Combining Dahl salt-sensitive hypertensive with Dahl salt-resistant normotensive rats, researchers in Japan have found that when treated with H2 relaxin after six weeks,34) DS rats’ systolic blood pressure decreased significantly, glomerular and tubular fibrosis lesions were alleviated and TGF-β signal transduction decreased. In another study,35) administration of H2 relaxin to rats with the anti-thymocyte serum nephritis model resulted in a decrease of PAS staining positive matrix, SMAD2 phosphorylation and mesangial cell proliferation while α-SMA expression were found. Heeg et al.36) showed that H2 relaxin can inhibit Smad2 phosphorylation, translocation to nucleus in the TGF-β1 signal pathway, thereby reducing the ECM synthesis and slowing the progression of fibrotic renal diseases.37) Chow et al.38) found that H2 relaxin exerts its anti-fibrotic effects in both in-vivo and in-vitro models depending on the heterodimerization of the RXFP-1 and AT2 receptors.

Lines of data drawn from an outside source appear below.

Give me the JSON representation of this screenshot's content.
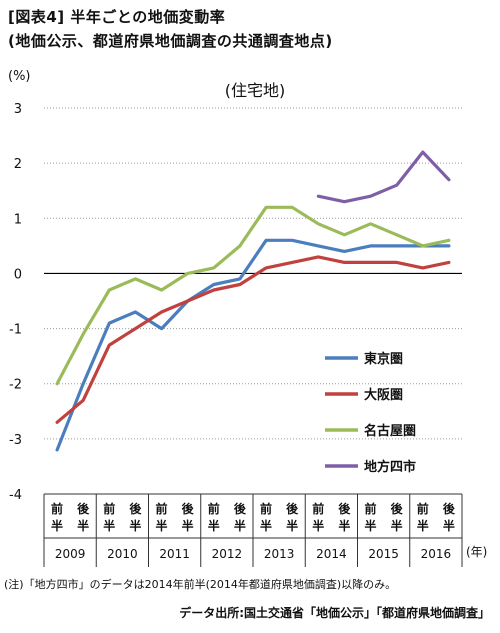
{
  "title_line1": "[図表4] 半年ごとの地価変動率",
  "title_line2": "(地価公示、都道府県地価調査の共通調査地点)",
  "note": "(注)「地方四市」のデータは2014年前半(2014年都道府県地価調査)以降のみ。",
  "source": "データ出所:国土交通省「地価公示」「都道府県地価調査」",
  "chart_data": {
    "type": "line",
    "title": "(住宅地)",
    "ylabel": "(%)",
    "xlabel": "(年)",
    "ylim": [
      -4,
      3
    ],
    "yticks": [
      3,
      2,
      1,
      0,
      -1,
      -2,
      -3,
      -4
    ],
    "grid": true,
    "legend_position": "right-lower",
    "half_labels": [
      [
        "前",
        "半"
      ],
      [
        "後",
        "半"
      ]
    ],
    "years": [
      "2009",
      "2010",
      "2011",
      "2012",
      "2013",
      "2014",
      "2015",
      "2016"
    ],
    "categories": [
      "2009前半",
      "2009後半",
      "2010前半",
      "2010後半",
      "2011前半",
      "2011後半",
      "2012前半",
      "2012後半",
      "2013前半",
      "2013後半",
      "2014前半",
      "2014後半",
      "2015前半",
      "2015後半",
      "2016前半",
      "2016後半"
    ],
    "series": [
      {
        "name": "東京圏",
        "color": "#4a7ebf",
        "values": [
          -3.2,
          -2.0,
          -0.9,
          -0.7,
          -1.0,
          -0.5,
          -0.2,
          -0.1,
          0.6,
          0.6,
          0.5,
          0.4,
          0.5,
          0.5,
          0.5,
          0.5
        ]
      },
      {
        "name": "大阪圏",
        "color": "#c0413d",
        "values": [
          -2.7,
          -2.3,
          -1.3,
          -1.0,
          -0.7,
          -0.5,
          -0.3,
          -0.2,
          0.1,
          0.2,
          0.3,
          0.2,
          0.2,
          0.2,
          0.1,
          0.2
        ]
      },
      {
        "name": "名古屋圏",
        "color": "#9bbb59",
        "values": [
          -2.0,
          -1.1,
          -0.3,
          -0.1,
          -0.3,
          0.0,
          0.1,
          0.5,
          1.2,
          1.2,
          0.9,
          0.7,
          0.9,
          0.7,
          0.5,
          0.6
        ]
      },
      {
        "name": "地方四市",
        "color": "#7f5ea8",
        "values": [
          null,
          null,
          null,
          null,
          null,
          null,
          null,
          null,
          null,
          null,
          1.4,
          1.3,
          1.4,
          1.6,
          2.2,
          1.7
        ]
      }
    ]
  }
}
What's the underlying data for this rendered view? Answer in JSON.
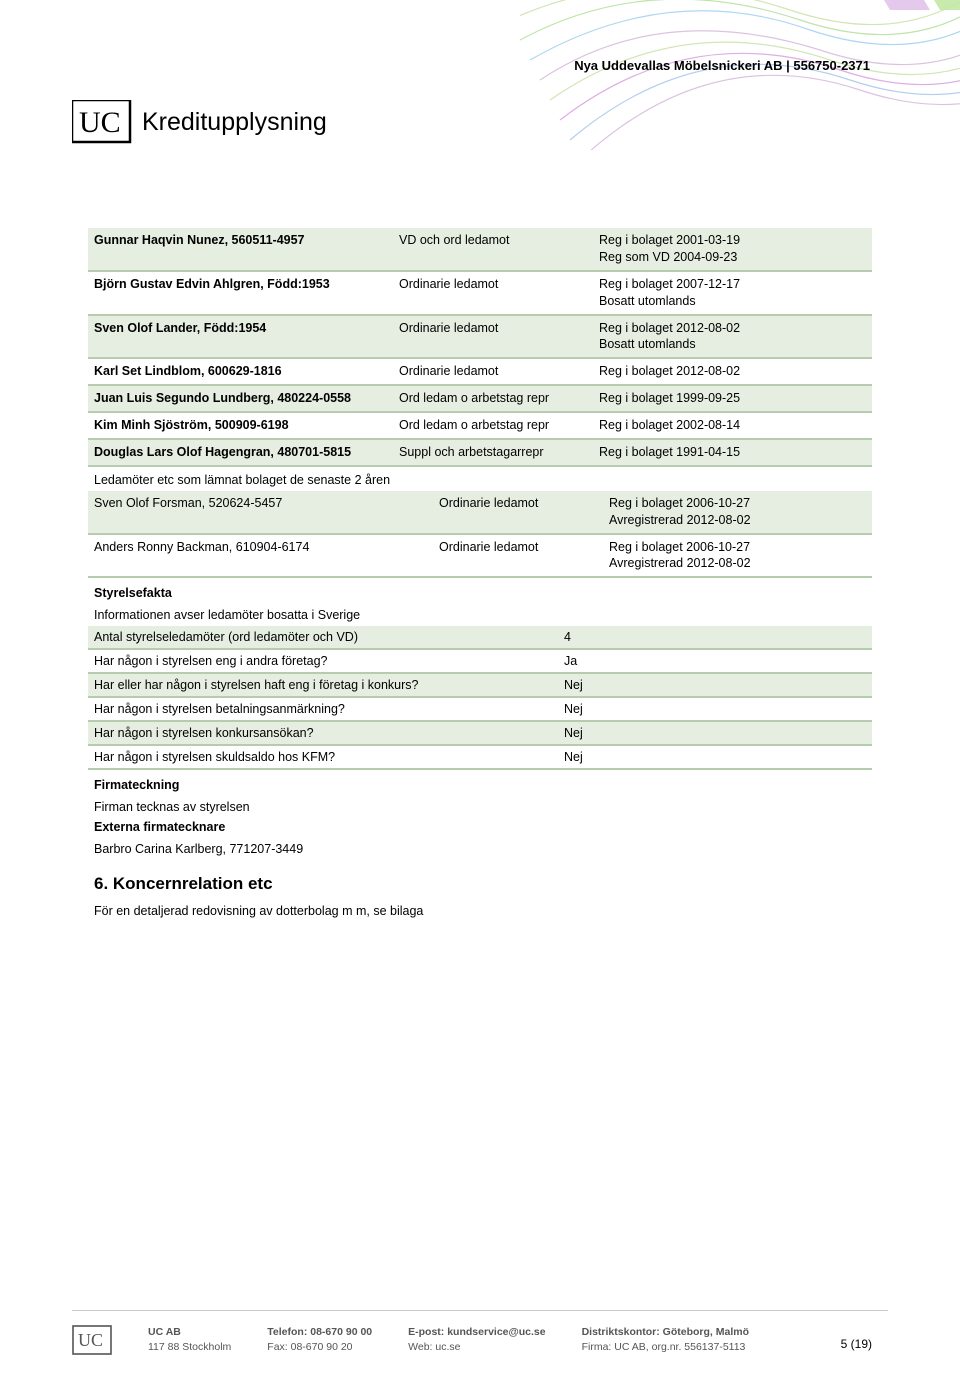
{
  "header": {
    "company_line": "Nya Uddevallas Möbelsnickeri AB | 556750-2371",
    "logo_word": "Kreditupplysning"
  },
  "board": {
    "active": [
      {
        "name": "Gunnar Haqvin Nunez, 560511-4957",
        "bold": true,
        "role": "VD och ord ledamot",
        "info": "Reg i bolaget 2001-03-19\nReg som VD 2004-09-23",
        "green": true,
        "tall": true
      },
      {
        "name": "Björn Gustav Edvin Ahlgren, Född:1953",
        "bold": true,
        "role": "Ordinarie ledamot",
        "info": "Reg i bolaget 2007-12-17\nBosatt utomlands",
        "green": false,
        "tall": true
      },
      {
        "name": "Sven Olof Lander, Född:1954",
        "bold": true,
        "role": "Ordinarie ledamot",
        "info": "Reg i bolaget 2012-08-02\nBosatt utomlands",
        "green": true,
        "tall": true
      },
      {
        "name": "Karl Set Lindblom, 600629-1816",
        "bold": true,
        "role": "Ordinarie ledamot",
        "info": "Reg i bolaget 2012-08-02",
        "green": false,
        "tall": false
      },
      {
        "name": "Juan Luis Segundo Lundberg, 480224-0558",
        "bold": true,
        "role": "Ord ledam o arbetstag repr",
        "info": "Reg i bolaget 1999-09-25",
        "green": true,
        "tall": false
      },
      {
        "name": "Kim Minh Sjöström, 500909-6198",
        "bold": true,
        "role": "Ord ledam o arbetstag repr",
        "info": "Reg i bolaget 2002-08-14",
        "green": false,
        "tall": false
      },
      {
        "name": "Douglas Lars Olof Hagengran, 480701-5815",
        "bold": true,
        "role": "Suppl och arbetstagarrepr",
        "info": "Reg i bolaget 1991-04-15",
        "green": true,
        "tall": false
      }
    ],
    "left_notice": "Ledamöter etc som lämnat bolaget de senaste 2 åren",
    "former": [
      {
        "name": "Sven Olof Forsman, 520624-5457",
        "role": "Ordinarie ledamot",
        "info": "Reg i bolaget 2006-10-27\nAvregistrerad 2012-08-02",
        "green": true
      },
      {
        "name": "Anders Ronny Backman, 610904-6174",
        "role": "Ordinarie ledamot",
        "info": "Reg i bolaget 2006-10-27\nAvregistrerad 2012-08-02",
        "green": false
      }
    ]
  },
  "facts_heading": "Styrelsefakta",
  "facts_intro": "Informationen avser ledamöter bosatta i Sverige",
  "facts": [
    {
      "label": "Antal styrelseledamöter (ord ledamöter och VD)",
      "value": "4",
      "green": true
    },
    {
      "label": "Har någon i styrelsen eng i andra företag?",
      "value": "Ja",
      "green": false
    },
    {
      "label": "Har eller har någon i styrelsen haft eng i företag i konkurs?",
      "value": "Nej",
      "green": true
    },
    {
      "label": "Har någon i styrelsen betalningsanmärkning?",
      "value": "Nej",
      "green": false
    },
    {
      "label": "Har någon i styrelsen konkursansökan?",
      "value": "Nej",
      "green": true
    },
    {
      "label": "Har någon i styrelsen skuldsaldo hos KFM?",
      "value": "Nej",
      "green": false
    }
  ],
  "firmateckning": {
    "heading": "Firmateckning",
    "line": "Firman tecknas av styrelsen",
    "externa_heading": "Externa firmatecknare",
    "externa_name": "Barbro Carina Karlberg, 771207-3449"
  },
  "section6": {
    "heading": "6. Koncernrelation etc",
    "line": "För en detaljerad redovisning av dotterbolag m m, se bilaga"
  },
  "footer": {
    "col1_l1": "UC AB",
    "col1_l2": "117 88 Stockholm",
    "col2_l1": "Telefon: 08-670 90 00",
    "col2_l2": "Fax: 08-670 90 20",
    "col3_l1": "E-post: kundservice@uc.se",
    "col3_l2": "Web: uc.se",
    "col4_l1": "Distriktskontor: Göteborg, Malmö",
    "col4_l2": "Firma: UC AB, org.nr. 556137-5113"
  },
  "page_num": "5 (19)",
  "colors": {
    "row_green": "#e6eee1",
    "row_sep": "#b7ccaf"
  }
}
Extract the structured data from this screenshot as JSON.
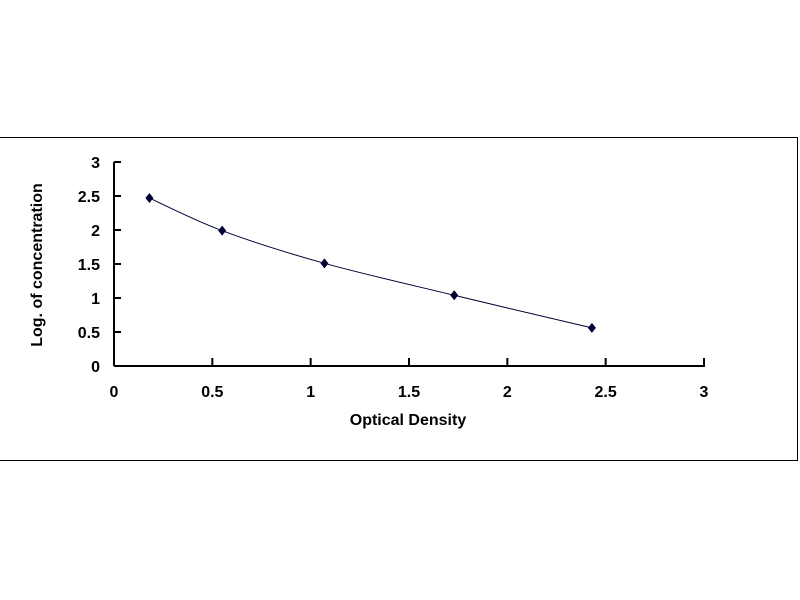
{
  "chart_data": {
    "type": "scatter",
    "title": "",
    "xlabel": "Optical Density",
    "ylabel": "Log. of concentration",
    "xlim": [
      0,
      3
    ],
    "ylim": [
      0,
      3
    ],
    "xticks": [
      "0",
      "0.5",
      "1",
      "1.5",
      "2",
      "2.5",
      "3"
    ],
    "yticks": [
      "0",
      "0.5",
      "1",
      "1.5",
      "2",
      "2.5",
      "3"
    ],
    "grid": false,
    "series": [
      {
        "x": [
          0.18,
          0.55,
          1.07,
          1.73,
          2.43
        ],
        "y": [
          2.47,
          1.99,
          1.51,
          1.04,
          0.56
        ],
        "color": "#000033",
        "marker": "diamond",
        "line": "smooth"
      }
    ]
  }
}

In conclusion, our study showed that H2 relaxin can inhibit high glucose-induced ECM overproduction probably by suppressing the mesangial cells phenotypic transition and inhibiting the overexpression of TGF-β1 mRNA. H2 relaxin theorefore might be an effective therapeutic approach for delaying the progression to end-stage renal disease. Coupled with no in-vivo data, further study is needed to testify the renoprotective effect and the molecular mechanism of H2 relaxin in vivo.

Acknowledgments

This study was supported by Grants from the Hangzhou Science and Technology Committee. The funders had no role in study design, data collection and analysis, decision to publish, or preparation of the manuscript.

Conflict of Interest

The authors declare no conflict of interest.